Larissa Fassler

Vanessa Morisset
  • Place de la Concorde VII, 2017. Photo : permission de la Galerie Jérôme Poggi, Paris
  • Colombus Circles, NYC I, 2017-2018; Taksim Square: March 31-June 9, III, détail, 2015. Photos : Galerie Jérôme Poggi
  • Schlossplatz I, 2013; Schlossplatz IV, détail, 2013. Photos : permission de la Galerie Jérôme Poggi, Paris
  • Gare du Nord III, 2015. Photo : permission de la Galerie Jérôme Poggi, Paris

Au premier abord, les dessins et peintures de Larissa Fassler, artiste canadienne installée à Berlin, ont un air d’étude scientifique et, de fait, ils sont le résultat d’analyses minutieuses des mouvements et microévènements qui se déroulent dans des lieux de passage de grandes villes. Mais lorsqu’on plonge son regard plus précisément dans leurs détails, une poésie s’en dégage, toute subjective. Sans doute parce que l’observation et les relevés effectués par l’artiste sont sans but ou que le mouvement et la vie ont été figés en représentations graphiques, on éprouve, en les contemplant, une mélancolie inhérente aux méditations sur la vanité. C’est particulièrement le cas dans les dessins préparatoires au stylo et crayon sur papier, où le mouvement est rendu presque perceptible par la fragilité du tracé. À cet égard, on pourrait les renommer génériquement en empruntant à Guy Debord le titre à la fois analytique et poétique de son film Sur le passage de quelques personnes à travers une assez courte unité de temps, dans lequel la vie parait figée sur une photographie, puis se réanime peu à peu.

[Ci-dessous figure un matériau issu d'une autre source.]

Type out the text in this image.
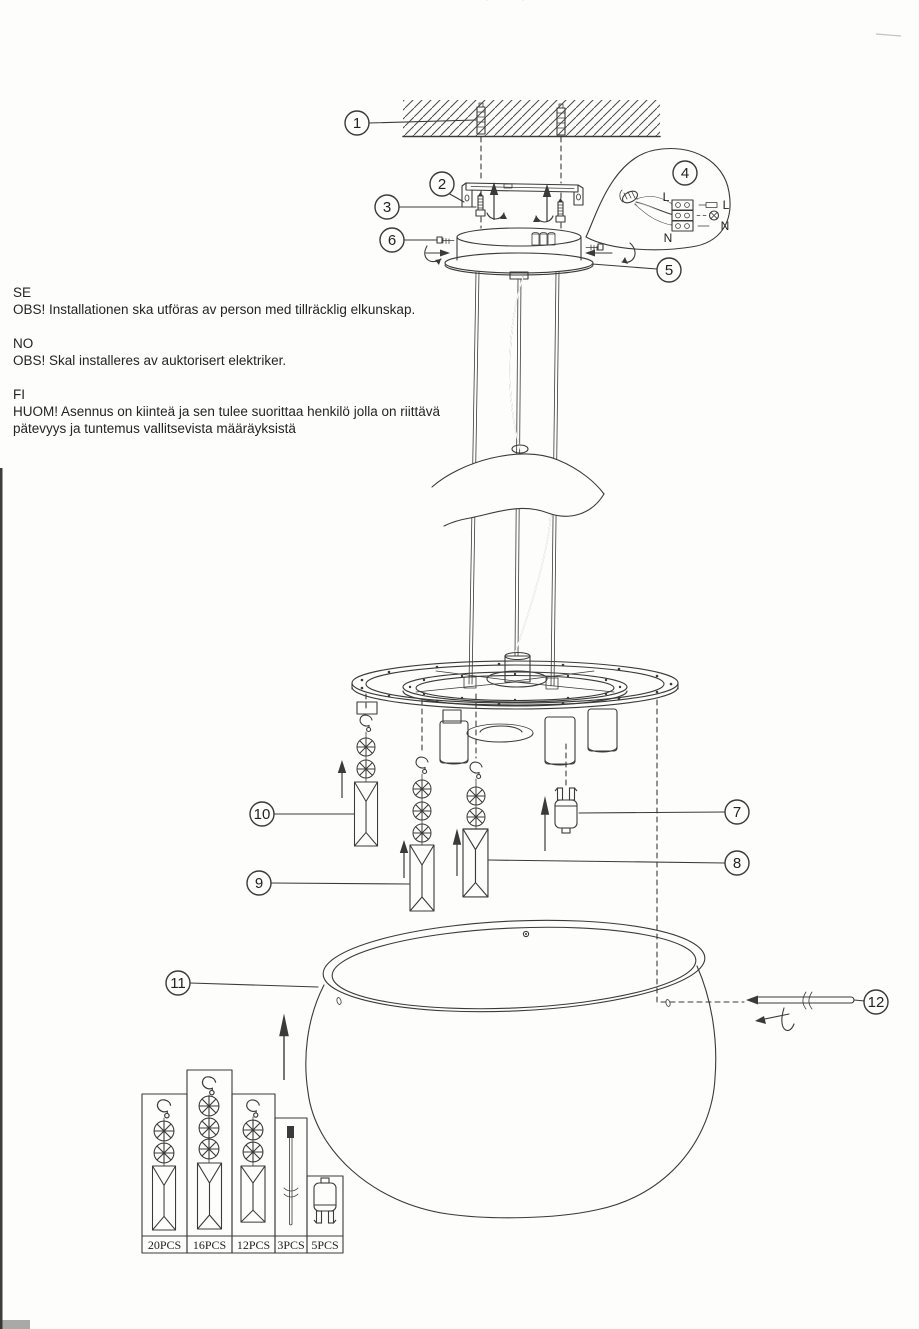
L
N
L
N
1
2
3
4
5
6
7
8
9
10
11
12
20PCS 16PCS 12PCS 3PCS 5PCS

SE

OBS! Installationen ska utföras av person med tillräcklig elkunskap.

NO

OBS! Skal installeres av auktorisert elektriker.

FI

HUOM! Asennus on kiinteä ja sen tulee suorittaa henkilö jolla on riittävä pätevyys ja tuntemus vallitsevista määräyksistä
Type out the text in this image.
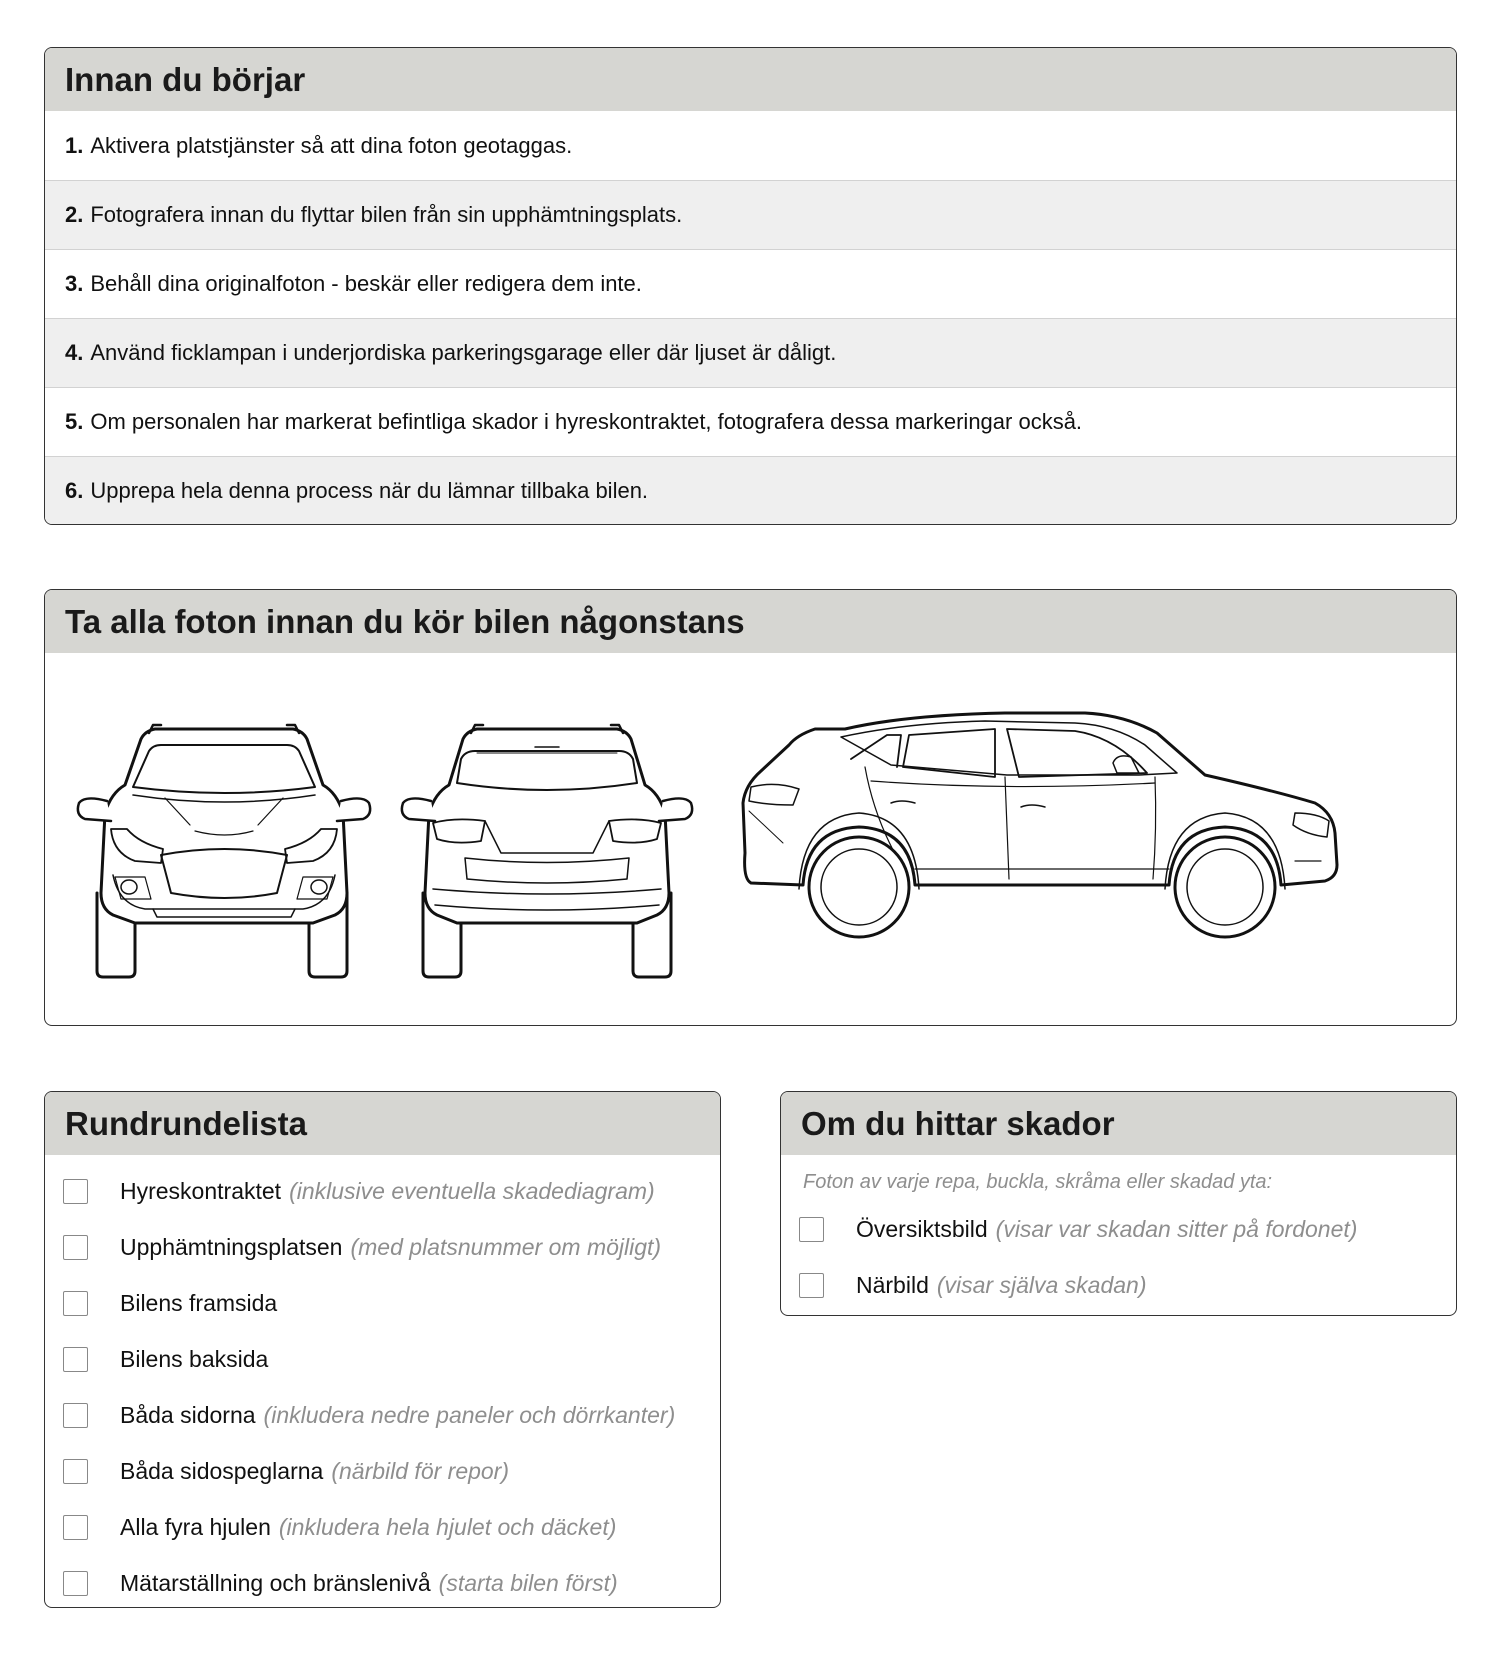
Innan du börjar
1. Aktivera platstjänster så att dina foton geotaggas.
2. Fotografera innan du flyttar bilen från sin upphämtningsplats.
3. Behåll dina originalfoton - beskär eller redigera dem inte.
4. Använd ficklampan i underjordiska parkeringsgarage eller där ljuset är dåligt.
5. Om personalen har markerat befintliga skador i hyreskontraktet, fotografera dessa markeringar också.
6. Upprepa hela denna process när du lämnar tillbaka bilen.
Ta alla foton innan du kör bilen någonstans
Rundrundelista
Hyreskontraktet (inklusive eventuella skadediagram)
Upphämtningsplatsen (med platsnummer om möjligt)
Bilens framsida
Bilens baksida
Båda sidorna (inkludera nedre paneler och dörrkanter)
Båda sidospeglarna (närbild för repor)
Alla fyra hjulen (inkludera hela hjulet och däcket)
Mätarställning och bränslenivå (starta bilen först)
Om du hittar skador
Foton av varje repa, buckla, skråma eller skadad yta:
Översiktsbild (visar var skadan sitter på fordonet)
Närbild (visar själva skadan)
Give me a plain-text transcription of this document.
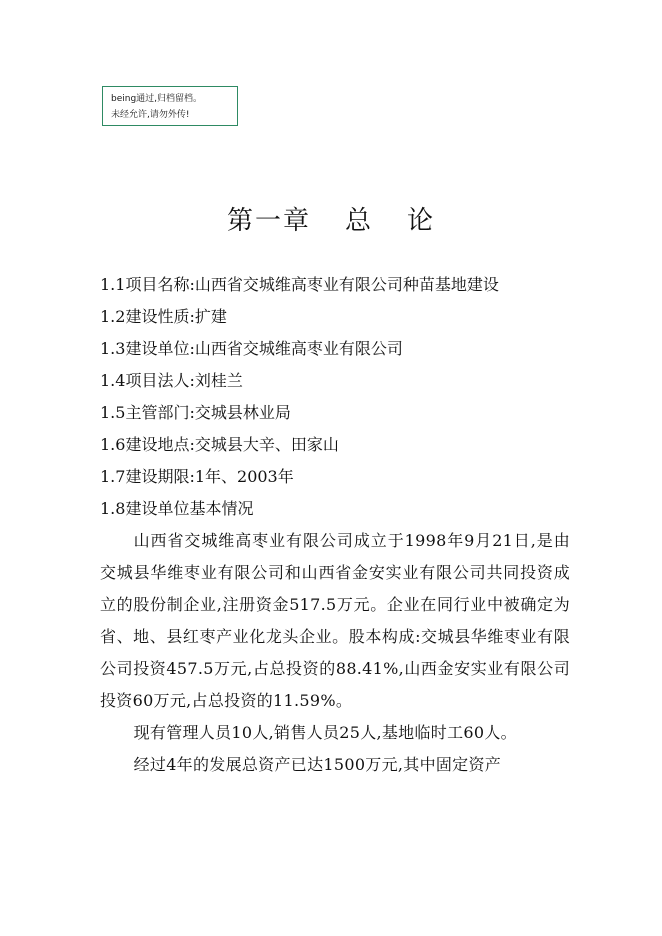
being通过,归档留档。
未经允许,请勿外传!
第一章 总 论
1.1项目名称:山西省交城维高枣业有限公司种苗基地建设
1.2建设性质:扩建
1.3建设单位:山西省交城维高枣业有限公司
1.4项目法人:刘桂兰
1.5主管部门:交城县林业局
1.6建设地点:交城县大辛、田家山
1.7建设期限:1年、2003年
1.8建设单位基本情况
山西省交城维高枣业有限公司成立于1998年9月21日,是由交城县华维枣业有限公司和山西省金安实业有限公司共同投资成立的股份制企业,注册资金517.5万元。企业在同行业中被确定为省、地、县红枣产业化龙头企业。股本构成:交城县华维枣业有限公司投资457.5万元,占总投资的88.41%,山西金安实业有限公司投资60万元,占总投资的11.59%。
现有管理人员10人,销售人员25人,基地临时工60人。
经过4年的发展总资产已达1500万元,其中固定资产
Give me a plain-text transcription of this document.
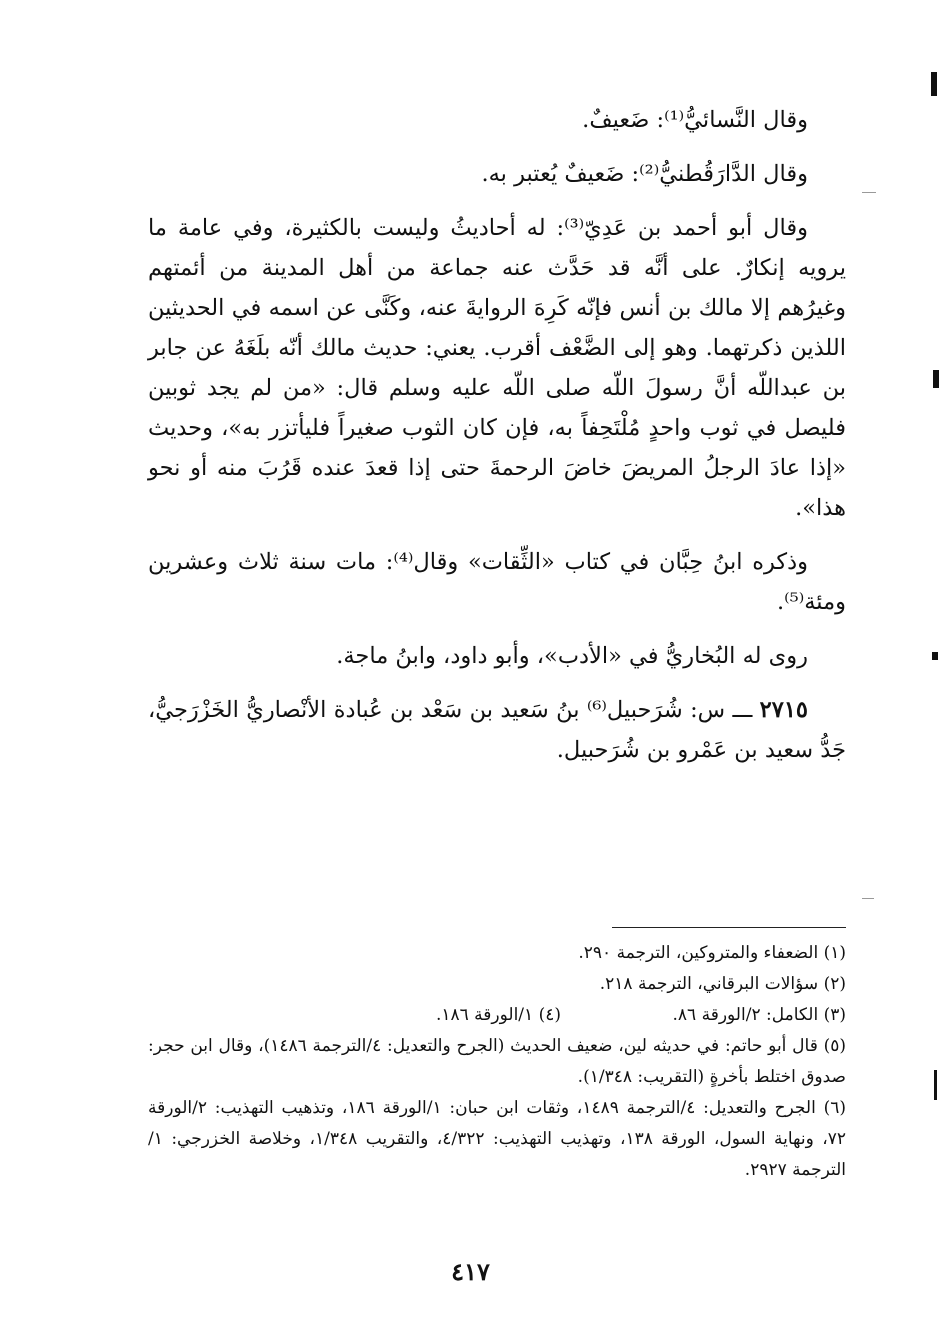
وقال النَّسائيُّ⁽¹⁾: ضَعيفٌ.

وقال الدَّارَقُطنيُّ⁽²⁾: ضَعيفٌ يُعتبر به.

وقال أبو أحمد بن عَدِيّ⁽³⁾: له أحاديثُ وليست بالكثيرة، وفي عامة ما يرويه إنكارٌ. على أنَّه قد حَدَّث عنه جماعة من أهل المدينة من أئمتهم وغيرُهم إلا مالك بن أنس فإنّه كَرِهَ الروايةَ عنه، وكَنَّى عن اسمه في الحديثين اللذين ذكرتهما. وهو إلى الضَّعْف أقرب. يعني: حديث مالك أنّه بلَغَهُ عن جابر بن عبداللّه أنَّ رسولَ اللّه صلى اللّه عليه وسلم قال: «من لم يجد ثوبين فليصل في ثوب واحدٍ مُلْتَحِفاً به، فإن كان الثوب صغيراً فليأتزر به»، وحديث «إذا عادَ الرجلُ المريضَ خاضَ الرحمةَ حتى إذا قعدَ عنده قَرُبَ منه أو نحو هذا».

وذكره ابنُ حِبَّان في كتاب «الثِّقات» وقال⁽⁴⁾: مات سنة ثلاث وعشرين ومئة⁽⁵⁾.

روى له البُخاريُّ في «الأدب»، وأبو داود، وابنُ ماجة.

٢٧١٥ ـــ س: شُرَحبيل⁽⁶⁾ بنُ سَعيد بن سَعْد بن عُبادة الأنْصاريُّ الخَزْرَجيُّ، جَدُّ سعيد بن عَمْرو بن شُرَحبيل.

(١) الضعفاء والمتروكين، الترجمة ٢٩٠.

(٢) سؤالات البرقاني، الترجمة ٢١٨.

(٣) الكامل: ٢/الورقة ٨٦.
(٤) ١/الورقة ١٨٦.

(٥) قال أبو حاتم: في حديثه لين، ضعيف الحديث (الجرح والتعديل: ٤/الترجمة ١٤٨٦)، وقال ابن حجر: صدوق اختلط بأخرةٍ (التقريب: ١/٣٤٨).

(٦) الجرح والتعديل: ٤/الترجمة ١٤٨٩، وثقات ابن حبان: ١/الورقة ١٨٦، وتذهيب التهذيب: ٢/الورقة ٧٢، ونهاية السول، الورقة ١٣٨، وتهذيب التهذيب: ٤/٣٢٢، والتقريب ١/٣٤٨، وخلاصة الخزرجي: ١/الترجمة ٢٩٢٧.

٤١٧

De même, chez Fassler, on s’attend à chaque instant à une reprise du mouvement. Sa dernière série, réalisée en 2017-2018 à New York – et exposée à l’Armory Show –, centrée sur ce grand carrefour qu’est Columbus Circle, prolonge ses précédents travaux en leur procurant toutefois une dimension plus polémique que d’habitude. Car, dans ces œuvres récentes, au beau milieu des notations d’évènements et des gestes quotidiens de passants anonymes, la statue de Christophe Colomb jette littéralement une ombre menaçante. Par le dessin de cette silhouette sombre au crayon, démesurément allongée par rapport à la représentation de la statue, l’artiste pointe la présence, au cœur de la métropole américaine, de ce personnage historique contesté incarnant la colonisation violente de l’Amérique par les Européens. Ce faisant, elle réintroduit, dans le tourbillon, les automatismes, la nonchalance du quotidien, une méditation sur le poids de l’histoire tel qu’il se manifeste à même le paysage urbain.